TL;DR
U.S. District Judge Charles Breyer denied Elon Musk’s attempt to overturn a March 2026 jury verdict that found he defrauded Twitter investors during its 2022 acquisition, upholding the finding over his May 13 bot tweet and granting a narrow point on a May 17 tweet. Investors say damages could reach $2.6 billion, and the judge also awarded prejudgment interest.
A federal judge has refused to overturn a jury’s finding that Elon Musk defrauded Twitter investors during his $44 billion acquisition of the platform in 2022. U.S. District Judge Charles Breyer denied Musk’s motion overturn the verdict in most respects on Monday.
A San Francisco jury ruled in March that two of Musk’s May 2022 tweets about the deal and Twitter spambot numbers were materially false or misleading. Investors say the resulting losses could sustain damages of up to $2.6 billion.
“Buyer’s remorse is no exception to securities laws,” Breyer wrote, adding that the laws “at their core, are about trust.” The judge found substantial evidence that Musk’s May 13 tweet, stating that the deal was on hold pending bot data, was literally false.
Breyer cited testimony from one of Musk’s own bankers, who said she was surprised by the tweet and that Musk never called off the deal. A jury could infer that Musk had a motive to escape the deal and used bots as a pretext, the judge wrote.
He handed Musk a narrow victory, agreeing that there was very little evidence that a separate tweet on May 17 caused investors a market loss. Musk’s lawyers did not immediately respond to requests for comment.
The pretext of the bot, four years later
The case dates back to Musk’s chaotic pursuit of Twitter, when he agreed to buy the company and then I tried to get away by citing spam accounts. Twitter sued to force settlementand Musk eventually closed at $54.20 per share before renaming the platform X.
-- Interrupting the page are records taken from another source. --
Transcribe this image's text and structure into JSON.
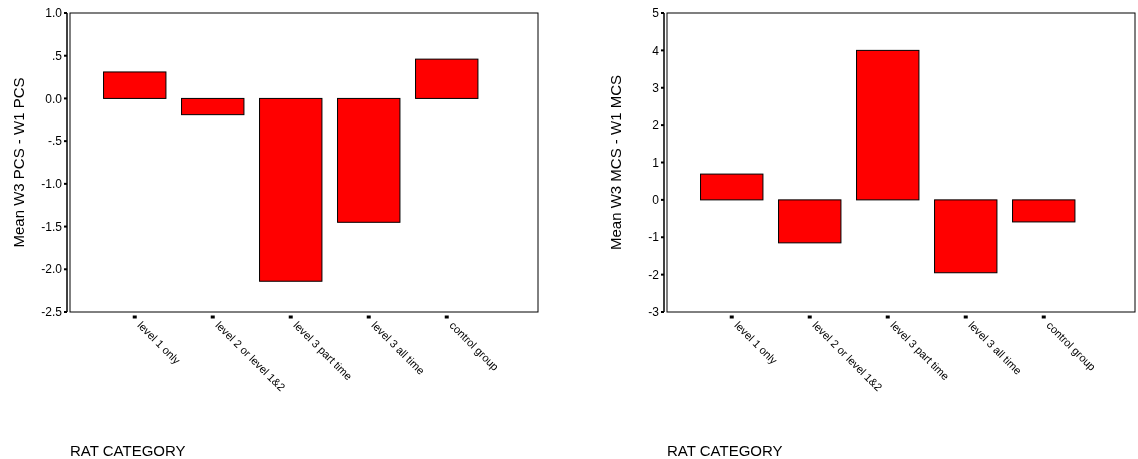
{
  "chart_data": [
    {
      "type": "bar",
      "xlabel": "RAT CATEGORY",
      "ylabel": "Mean W3 PCS - W1 PCS",
      "categories": [
        "level 1 only",
        "level 2 or level 1&2",
        "level 3 part time",
        "level 3 all time",
        "control group"
      ],
      "values": [
        0.31,
        -0.19,
        -2.14,
        -1.45,
        0.46
      ],
      "color": "#ff0000",
      "ylim": [
        -2.5,
        1.0
      ],
      "yticks": [
        {
          "value": -2.5,
          "label": "-2.5"
        },
        {
          "value": -2.0,
          "label": "-2.0"
        },
        {
          "value": -1.5,
          "label": "-1.5"
        },
        {
          "value": -1.0,
          "label": "-1.0"
        },
        {
          "value": -0.5,
          "label": "-.5"
        },
        {
          "value": 0,
          "label": "0.0"
        },
        {
          "value": 0.5,
          "label": ".5"
        },
        {
          "value": 1.0,
          "label": "1.0"
        }
      ],
      "grid": false
    },
    {
      "type": "bar",
      "xlabel": "RAT CATEGORY",
      "ylabel": "Mean W3 MCS - W1 MCS",
      "categories": [
        "level 1 only",
        "level 2 or level 1&2",
        "level 3 part time",
        "level 3 all time",
        "control group"
      ],
      "values": [
        0.69,
        -1.15,
        4.0,
        -1.95,
        -0.59
      ],
      "color": "#ff0000",
      "ylim": [
        -3,
        5
      ],
      "yticks": [
        -3,
        -2,
        -1,
        0,
        1,
        2,
        3,
        4,
        5
      ],
      "grid": false
    }
  ]
}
Investors sued in October 2022, arguing that Musk deliberately convinced the stock to renegotiate or exit. The jury agreed that he misled the market, although they rejected the broader claim that he directed a deliberate plan.
Breyer also rejected Musk’s more colorful arguments, including the claim that jurors mocked him by writing “$4.20” in blue ink on the verdict form. The number refers to cannabis, the judge noted, and the jury had actually acquitted Musk of two claims.
Another legal front for a busy defendant
The ruling adds to a packed schedule for Musk, who recently settled a separate SEC case for his late disclosure of an initial $1.5 million stake in Twitter. Your Tesla “secured financing” saga Fraud charges were first filed by the SEC in 2018..
He is also fighting Sam Altman in a High-stakes test on OpenAIall while running the new public SpaceX. The tweets that built his mythology continue to generate legal bills.
Prejudgment interest, which Breyer also granted, could raise the final figure even further. For a man now worth more than $1 trillion, the sum is viable, but the conclusion that he defrauded investors is harder to ignore.